[Pierrot Dupuy] Suspension des carrières: Et si on demandait à l’Etat de payer le surcoût de la NRL ?

Le tribunal administratif a donc décidé hier de suspendre les deux arrêtés préfectoraux autorisant pour l’un le défrichement de la carrière de la ravine du Trou, à Bois Blanc à Saint-Leu, et pour l’autre son exploitation.
En prenant cette décision, le tribunal va donc indirectement impacter le chantier de la NRL, qui va se retrouver pendant quelque temps privé de roches massives. Un retard qui va entrainer une perte que la Région estime à 250 millions d’euros. Une paille…
Tiens, au fait, puisque ce retard sera occasionné par une bourde des services de l’État, ne serait-il pas normal que ce soit l’État qui paye la facture ? C’est juste une remarque, en passant…
C’est en novembre de l’année dernière que la préfecture avait autorisé la SCPR à entamer des travaux de défrichement. A peine commencés, ceux-ci étaient interrompus quelques mois plus tard, début janvier, par la DEAL, un service de la même préfecture…
La DEAL reprochait à la SCPR un affichage pas assez visible et surtout le fait que les défrichements sont interdits entre le 20 décembre et le 20 mars, pour éviter que les fortes pluies de la période cyclonique ne ravinent la terre et ne l’entrainent dans le lagon où elle détruit les coraux.
Le tribunal administratif, hier après-midi, est donc allé plus loin en annulant les deux arrêtés du préfet, aussi bien celui de défrichement que celui d’exploitation de la carrière.
En quelques jours, c’est la deuxième fois que le service juridique de la préfecture est mis à mal par la justice. Il y avait d’abord eu, rappelez-vous-en, je vous en avais parlé dans un précédent édito, cet imbroglio autour de l’arrivée des migrants où la préfecture avait été prise de cours par le débarquement des Sri-Lankais à Sainte-Rose, au lieu du Port comme elle l’avait prévu.
Cette fois, ce sont les deux arrêtés de la carrière de Bois Blanc. Et il est fort probable que l’on reparle bientôt des migrants qui ont été expulsés, la rumeur circulant hier soir que certains qui avaient été rapatriés de force tôt le matin dans leur pays d’origine avaient obtenu l’après-midi un jugement les autorisant à séjourner à La Réunion. Trop tard, ils étaient déjà dans l’avion…
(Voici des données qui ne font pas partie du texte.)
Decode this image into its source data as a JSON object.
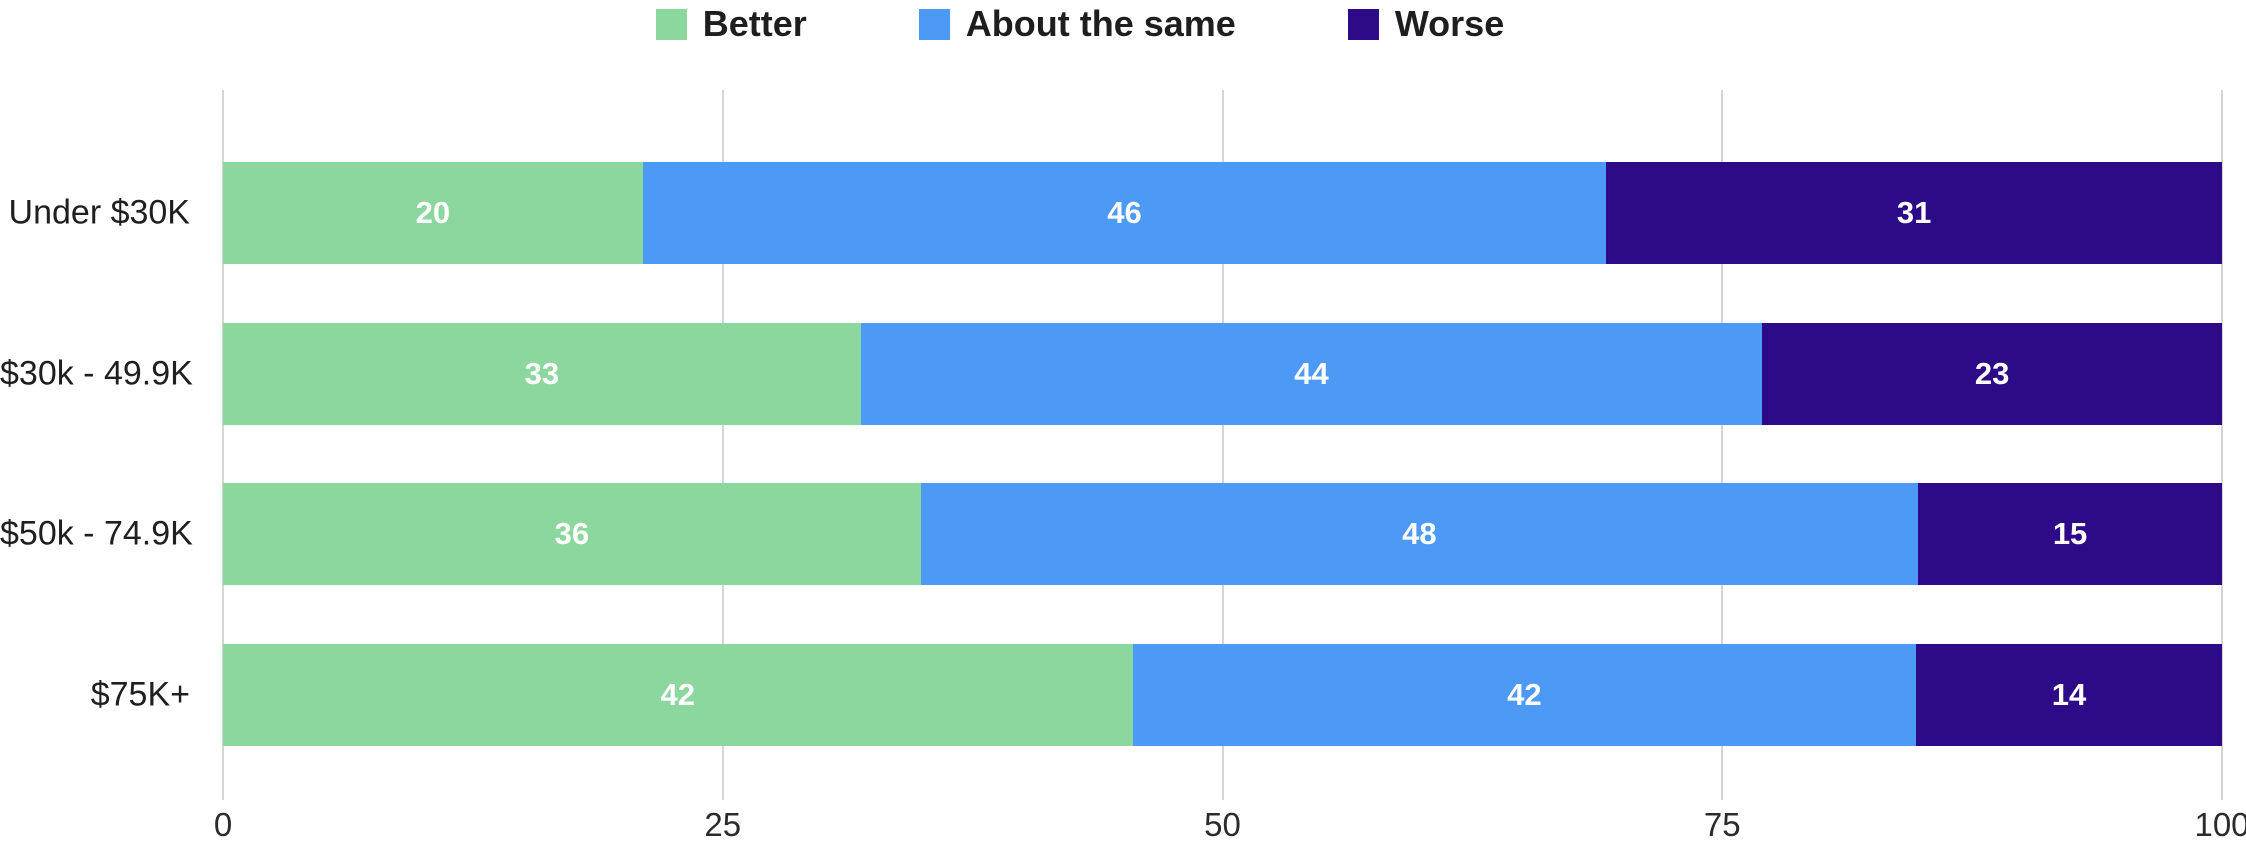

Avouez que ça commence à faire beaucoup en si peu de temps. A tel point que le ministère de l’Intérieur a cru nécessaire d’envoyer en urgence dans l’ile deux avocats parisiens spécialisés dans le droit de la migration, histoire de prendre le relais des équipes de la préfecture…
Dans sa décision d’hier, le juge administratif a estimé qu’un défrichement pourrait impacter des plantes endémiques comme le bois de lait, le bois de paille en queue et le bois d'ortie qui sont en danger critique d'extinction. Mais aussi des caméléons et "une espèce de chiroptère particulièrement rare, le petit molosse".
Les associations de défense de la nature jubilent. Tout comme les associations, plus ou moins politisées, qui étaient opposées à la NRL. Les mêmes qui dans un premier temps, rappelez-vous, étaient opposés à la partie viaduc au motif qu’elle détruisait les coraux qui, comme tout le monde le sait, sont très nombreux dans le secteur. Et qui aujourd’hui, les mêmes, nous expliquent qu’ils sont contre la digue et qu’il faut faire un tout viaduc.
En fait, pour des raisons bassement politiciennes, ils sont contre le projet uniquement parce qu’il est porté par la Pyramide inversée.
En attendant, le chantier va prendre du retard et les mêmes, j’en prends le pari, viendront demain reprocher à la Région le retard et le surcoût qu’ils auront eux-mêmes provoqués…
Et pendant ce temps-là, tous les jours, des milliers d’automobilistes continuent à emprunter cette route avec le risque de se prendre un galet sur la tête.